Damon Wilson is executive vice president of the Atlantic Council. From 2007 to 2009, Mr. Wilson served as special assistant to the president and senior director for European affairs at the National Security Council. Mr. Wilson has also served at the US Embassy in Baghdad, Iraq as the executive secretary and chief of staff; at the National Security Council as the director for Central, Eastern, and Northern European affairs; and as deputy director in the Private Office of NATO Secretary General Lord Robertson. Prior to serving in Brussels, Mr. Wilson worked in the US Department of State in various positions and served in Rwanda with Save the Children.

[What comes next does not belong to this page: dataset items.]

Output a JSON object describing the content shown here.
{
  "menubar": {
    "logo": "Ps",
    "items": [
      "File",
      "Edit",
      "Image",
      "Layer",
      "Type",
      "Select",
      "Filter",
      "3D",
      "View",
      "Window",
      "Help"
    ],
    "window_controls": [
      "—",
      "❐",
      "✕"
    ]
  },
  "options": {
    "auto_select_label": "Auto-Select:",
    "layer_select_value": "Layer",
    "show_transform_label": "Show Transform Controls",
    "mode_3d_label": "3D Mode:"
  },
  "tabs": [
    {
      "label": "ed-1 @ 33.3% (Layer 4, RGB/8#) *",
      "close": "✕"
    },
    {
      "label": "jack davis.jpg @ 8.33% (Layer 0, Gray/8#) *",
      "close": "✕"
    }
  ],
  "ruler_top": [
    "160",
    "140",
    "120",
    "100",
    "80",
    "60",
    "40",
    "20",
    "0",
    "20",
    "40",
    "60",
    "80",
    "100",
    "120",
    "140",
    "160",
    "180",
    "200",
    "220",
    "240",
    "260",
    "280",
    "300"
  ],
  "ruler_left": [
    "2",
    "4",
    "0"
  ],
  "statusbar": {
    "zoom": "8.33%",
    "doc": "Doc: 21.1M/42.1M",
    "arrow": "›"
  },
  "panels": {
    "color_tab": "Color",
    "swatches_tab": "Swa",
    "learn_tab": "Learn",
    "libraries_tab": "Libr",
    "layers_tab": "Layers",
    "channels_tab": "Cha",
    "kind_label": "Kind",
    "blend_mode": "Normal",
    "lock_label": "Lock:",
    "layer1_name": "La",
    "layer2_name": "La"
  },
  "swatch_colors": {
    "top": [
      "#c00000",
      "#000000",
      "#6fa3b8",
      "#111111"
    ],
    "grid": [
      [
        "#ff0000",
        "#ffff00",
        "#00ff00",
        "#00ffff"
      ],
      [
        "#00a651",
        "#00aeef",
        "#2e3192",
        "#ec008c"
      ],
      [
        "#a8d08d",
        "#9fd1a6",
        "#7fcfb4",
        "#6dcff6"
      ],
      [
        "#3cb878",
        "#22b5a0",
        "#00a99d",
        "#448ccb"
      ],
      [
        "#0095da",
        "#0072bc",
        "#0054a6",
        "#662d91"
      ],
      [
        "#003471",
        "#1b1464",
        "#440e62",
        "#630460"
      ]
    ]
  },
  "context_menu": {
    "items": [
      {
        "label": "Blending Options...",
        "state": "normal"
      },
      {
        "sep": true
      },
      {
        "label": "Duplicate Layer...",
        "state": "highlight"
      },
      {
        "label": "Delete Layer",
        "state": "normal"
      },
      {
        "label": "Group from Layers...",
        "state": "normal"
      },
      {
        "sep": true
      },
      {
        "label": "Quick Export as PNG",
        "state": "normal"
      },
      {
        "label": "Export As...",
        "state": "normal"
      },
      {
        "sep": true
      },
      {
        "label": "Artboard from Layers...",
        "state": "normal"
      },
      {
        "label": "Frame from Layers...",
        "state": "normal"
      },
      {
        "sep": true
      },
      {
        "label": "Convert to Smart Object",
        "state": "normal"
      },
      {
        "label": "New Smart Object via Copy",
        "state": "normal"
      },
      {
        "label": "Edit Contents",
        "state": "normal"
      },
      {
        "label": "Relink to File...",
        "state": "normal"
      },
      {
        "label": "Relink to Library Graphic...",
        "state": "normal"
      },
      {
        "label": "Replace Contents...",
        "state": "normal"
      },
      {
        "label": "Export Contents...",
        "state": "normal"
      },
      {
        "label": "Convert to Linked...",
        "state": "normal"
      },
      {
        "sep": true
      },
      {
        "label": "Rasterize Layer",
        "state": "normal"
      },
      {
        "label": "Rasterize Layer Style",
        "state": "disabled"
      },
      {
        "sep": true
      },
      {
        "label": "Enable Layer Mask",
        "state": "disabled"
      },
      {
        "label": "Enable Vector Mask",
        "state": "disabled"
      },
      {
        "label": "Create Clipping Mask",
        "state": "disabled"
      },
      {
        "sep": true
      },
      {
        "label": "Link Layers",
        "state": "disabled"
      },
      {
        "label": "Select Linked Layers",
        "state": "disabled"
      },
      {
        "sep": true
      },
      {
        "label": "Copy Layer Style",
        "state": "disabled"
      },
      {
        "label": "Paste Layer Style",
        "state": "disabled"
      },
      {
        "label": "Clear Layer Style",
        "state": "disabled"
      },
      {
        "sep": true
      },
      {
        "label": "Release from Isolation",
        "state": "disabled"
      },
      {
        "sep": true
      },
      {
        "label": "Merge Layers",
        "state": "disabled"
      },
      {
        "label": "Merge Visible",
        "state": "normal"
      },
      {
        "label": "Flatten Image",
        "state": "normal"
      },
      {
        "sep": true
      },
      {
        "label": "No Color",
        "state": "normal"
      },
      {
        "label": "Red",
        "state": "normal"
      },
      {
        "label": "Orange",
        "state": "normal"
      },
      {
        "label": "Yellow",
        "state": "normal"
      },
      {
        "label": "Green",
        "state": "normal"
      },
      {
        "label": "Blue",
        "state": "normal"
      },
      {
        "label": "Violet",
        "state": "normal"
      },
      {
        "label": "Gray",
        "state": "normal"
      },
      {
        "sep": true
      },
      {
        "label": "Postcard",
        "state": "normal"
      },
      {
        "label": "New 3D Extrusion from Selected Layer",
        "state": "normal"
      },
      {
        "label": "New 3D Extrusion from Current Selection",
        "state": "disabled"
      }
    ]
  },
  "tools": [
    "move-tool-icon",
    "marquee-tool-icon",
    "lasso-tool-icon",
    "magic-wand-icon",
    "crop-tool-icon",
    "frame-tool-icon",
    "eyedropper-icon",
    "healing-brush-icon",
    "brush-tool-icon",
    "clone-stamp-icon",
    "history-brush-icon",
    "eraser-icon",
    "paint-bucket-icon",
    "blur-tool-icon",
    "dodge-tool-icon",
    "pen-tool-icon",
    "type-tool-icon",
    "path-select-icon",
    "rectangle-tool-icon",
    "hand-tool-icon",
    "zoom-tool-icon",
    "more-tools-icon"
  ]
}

He is a graduate of Duke University and completed his graduate studies at Princeton University’s Woodrow Wilson School for Public and International Affairs.

Ambassador Yalowitz retired from the US Department of State in 2001 after thirty-six years as a career diplomat and member of the Senior Foreign Service. He served twice as a US ambassador: to the Republic of Belarus from 1994 to 1997; and to Georgia from 1998 to 2001. He is the recipient of the Ambassador Robert Frasure Award for Peacemaking and Conflict Prevention. Following his diplomatic career, Ambassador Yalowitz was director of Dartmouth College’s Dickey Center for International Understanding from 2003 to 2012.